The Desert of Arizona
Rain 43 Degrees – 10:08 a.m.
For a good 15 years of my self-inflicted business education, I focused on learning how to sell.
While this is helpful, I’ve finally realized it’s exactly backwards. Which is why it’s so “hard” or even distasteful for many people to do. It feels weird and awkward to them because… well, it’s kind of weird and awkward.
For most people, it simply ends up being a covert operation in coercion. Not something you’d be proud to tell your grandmother.
Instead of focusing on how to sell, focus on how and what the people you help want to buy.
This requires an education in itself because you have to develop your ability to rewire the way you perceive the world.
You have to step off your throne at the center of the universe and put yourself on someone else’s throne and view things from there.
So this is a completely different skillset. And it’s one I wish I would have known about from the beginning.

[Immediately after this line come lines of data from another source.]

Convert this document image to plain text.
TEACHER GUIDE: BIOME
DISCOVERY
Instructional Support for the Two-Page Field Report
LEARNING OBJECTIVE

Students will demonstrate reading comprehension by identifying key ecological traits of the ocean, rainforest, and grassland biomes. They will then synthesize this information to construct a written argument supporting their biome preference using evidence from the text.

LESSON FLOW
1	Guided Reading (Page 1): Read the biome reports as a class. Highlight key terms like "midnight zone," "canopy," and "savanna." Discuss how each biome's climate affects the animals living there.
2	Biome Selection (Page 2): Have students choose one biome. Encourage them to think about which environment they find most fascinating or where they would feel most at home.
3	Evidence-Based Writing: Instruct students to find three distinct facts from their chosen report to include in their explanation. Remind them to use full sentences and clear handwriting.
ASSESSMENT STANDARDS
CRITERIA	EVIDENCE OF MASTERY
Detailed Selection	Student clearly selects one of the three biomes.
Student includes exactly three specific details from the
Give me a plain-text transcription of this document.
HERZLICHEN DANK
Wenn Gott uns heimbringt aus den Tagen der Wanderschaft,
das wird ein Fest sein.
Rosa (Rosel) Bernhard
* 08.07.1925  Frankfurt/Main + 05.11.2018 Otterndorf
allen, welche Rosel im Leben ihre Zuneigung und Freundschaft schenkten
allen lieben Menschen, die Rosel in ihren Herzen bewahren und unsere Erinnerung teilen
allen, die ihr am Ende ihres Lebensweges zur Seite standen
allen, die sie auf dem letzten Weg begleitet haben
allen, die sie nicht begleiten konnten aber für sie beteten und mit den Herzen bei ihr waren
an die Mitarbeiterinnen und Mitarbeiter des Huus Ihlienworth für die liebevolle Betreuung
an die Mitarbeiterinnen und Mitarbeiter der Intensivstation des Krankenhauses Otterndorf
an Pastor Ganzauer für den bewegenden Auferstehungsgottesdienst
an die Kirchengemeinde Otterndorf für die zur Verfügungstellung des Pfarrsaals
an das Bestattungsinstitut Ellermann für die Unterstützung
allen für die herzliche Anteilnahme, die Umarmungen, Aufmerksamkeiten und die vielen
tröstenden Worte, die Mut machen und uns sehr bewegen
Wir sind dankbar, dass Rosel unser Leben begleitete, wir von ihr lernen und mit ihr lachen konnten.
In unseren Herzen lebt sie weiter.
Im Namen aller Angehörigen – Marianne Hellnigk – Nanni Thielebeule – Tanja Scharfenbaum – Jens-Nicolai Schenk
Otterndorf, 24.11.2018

Traditional selling leads you in the direction of trying to answer the question, “How do I get them to buy this thing?”
You are actively doing something to someone else to achieve a particular outcome.

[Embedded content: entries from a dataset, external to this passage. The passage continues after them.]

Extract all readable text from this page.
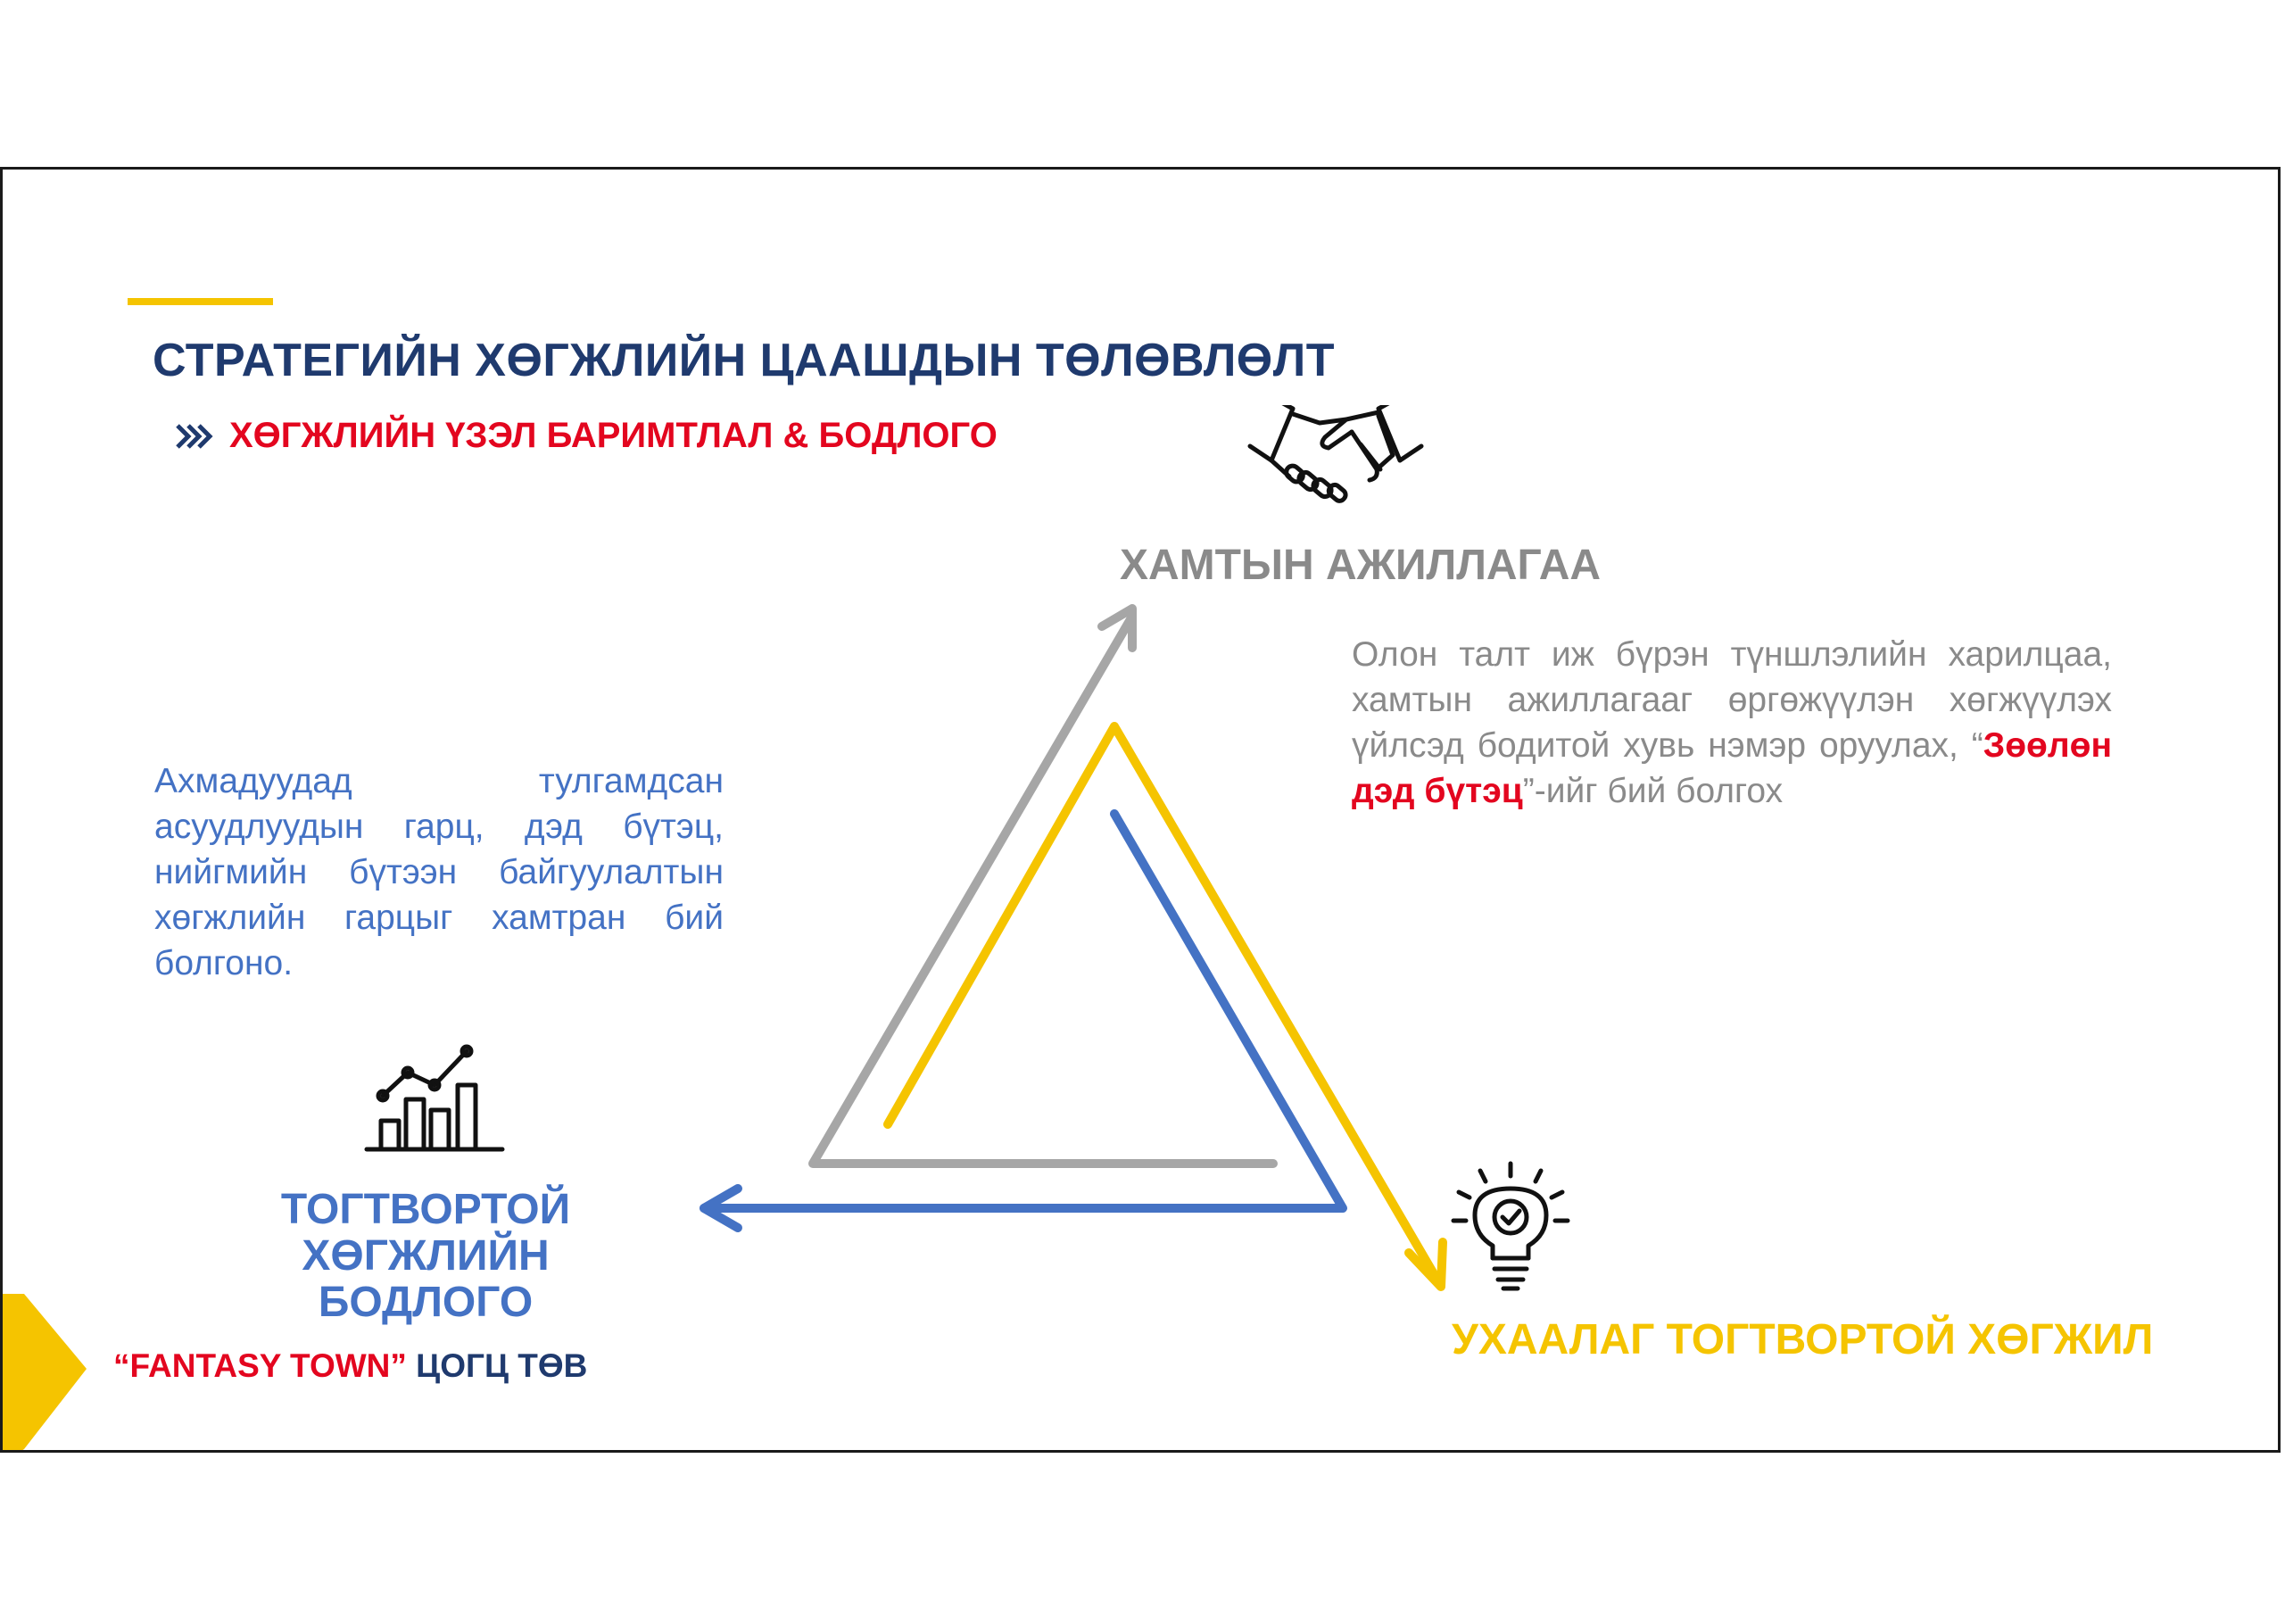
СТРАТЕГИЙН ХӨГЖЛИЙН ЦААШДЫН ТӨЛӨВЛӨЛТ
ХӨГЖЛИЙН ҮЗЭЛ БАРИМТЛАЛ & БОДЛОГО
ХАМТЫН АЖИЛЛАГАА

Олон талт иж бүрэн түншлэлийн харилцаа, хамтын ажиллагааг өргөжүүлэн хөгжүүлэх үйлсэд бодитой хувь нэмэр оруулах, “Зөөлөн дэд бүтэц”-ийг бий болгох

Ахмадуудад тулгамдсан асуудлуудын гарц, дэд бүтэц, нийгмийн бүтээн байгуулалтын хөгжлийн гарцыг хамтран бий болгоно.

ТОГТВОРТОЙ ХӨГЖЛИЙН БОДЛОГО
УХААЛАГ ТОГТВОРТОЙ ХӨГЖИЛ
“FANTASY TOWN” ЦОГЦ ТӨВ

This other approach leads you to answer a very different question from the perspective of your prospective client or customer, “What would I want to buy and how would I want to buy it?”
Instead of using the powers of coercion, you are engineering the purchase in advance by actually creating something your buyers want.

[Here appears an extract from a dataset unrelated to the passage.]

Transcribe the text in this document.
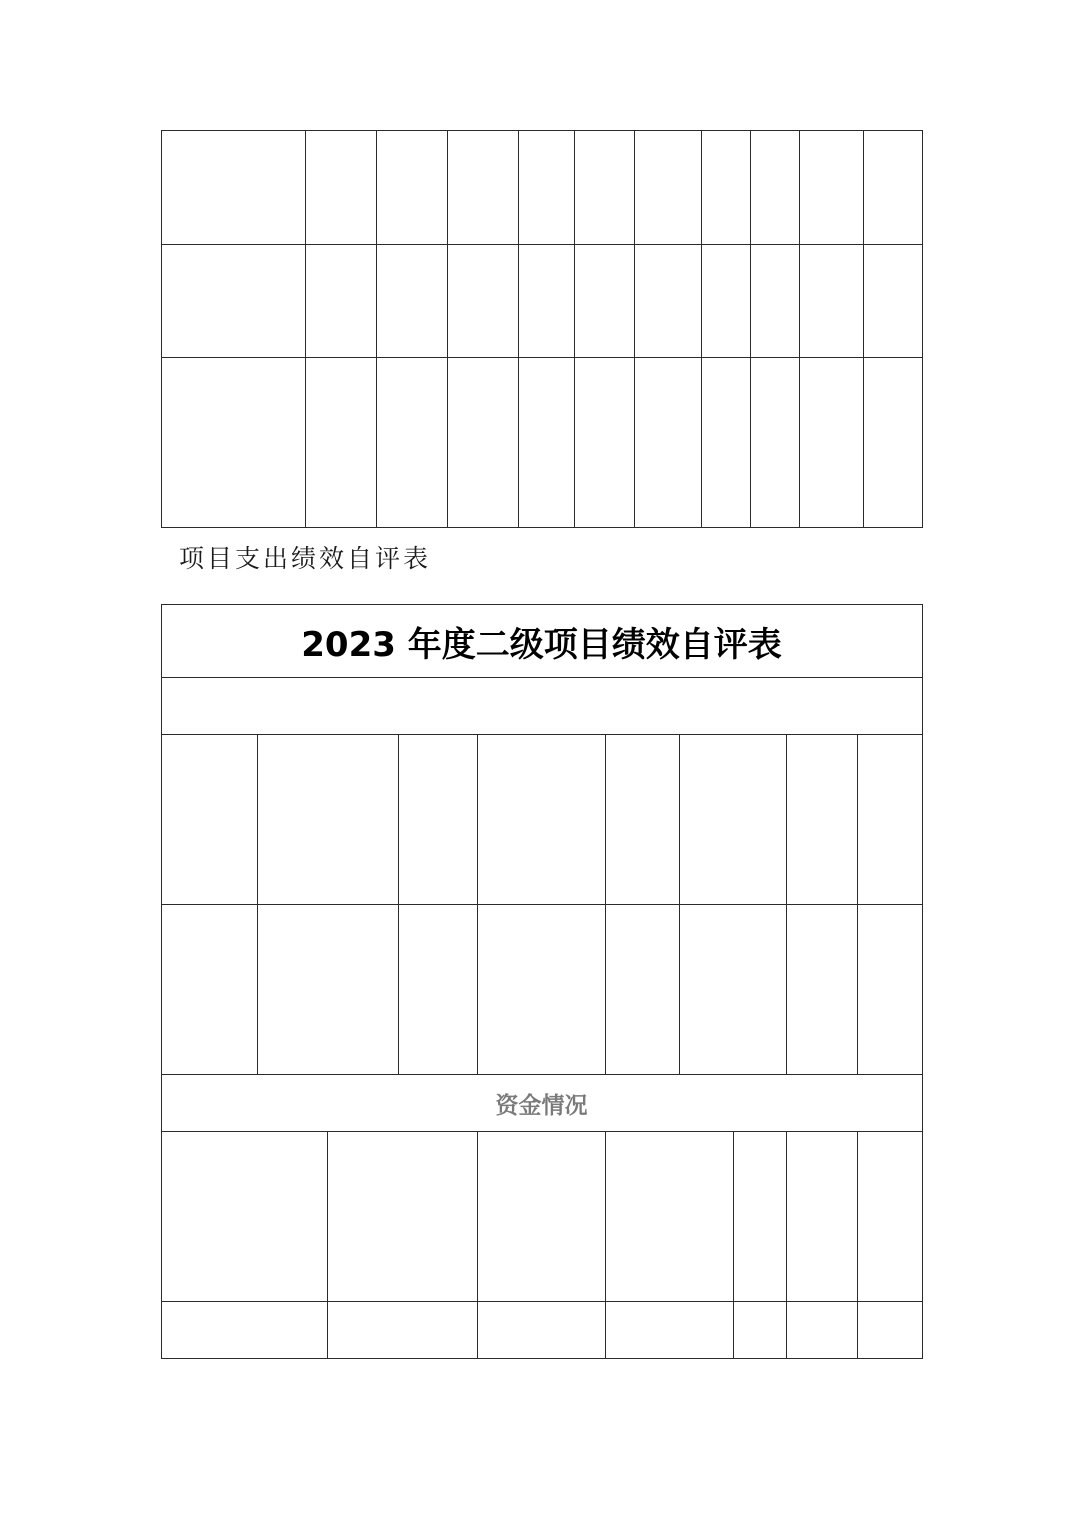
项目支出绩效自评表
2023 年度二级项目绩效自评表
资金情况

If you are able to do that, you go on a very different journey. The sun is brighter, the food tastes better, the air is warmer and it’s a lot more fun.
When you get this part of the equation right, resistance goes to almost ZERO. “Selling” doesn’t really need to happen.
So how do you do this?
That’s another benefit that comes from publishing on a consistent basis. These daily emails are an example. Because when I write them, real people respond! And when people respond, they say things that give me clues… clues about recurring problems that I might solve.
I get an unlimited number of opportunities to put myself in someone else’s shoes and answer the question, “What would help me achieve my goals?”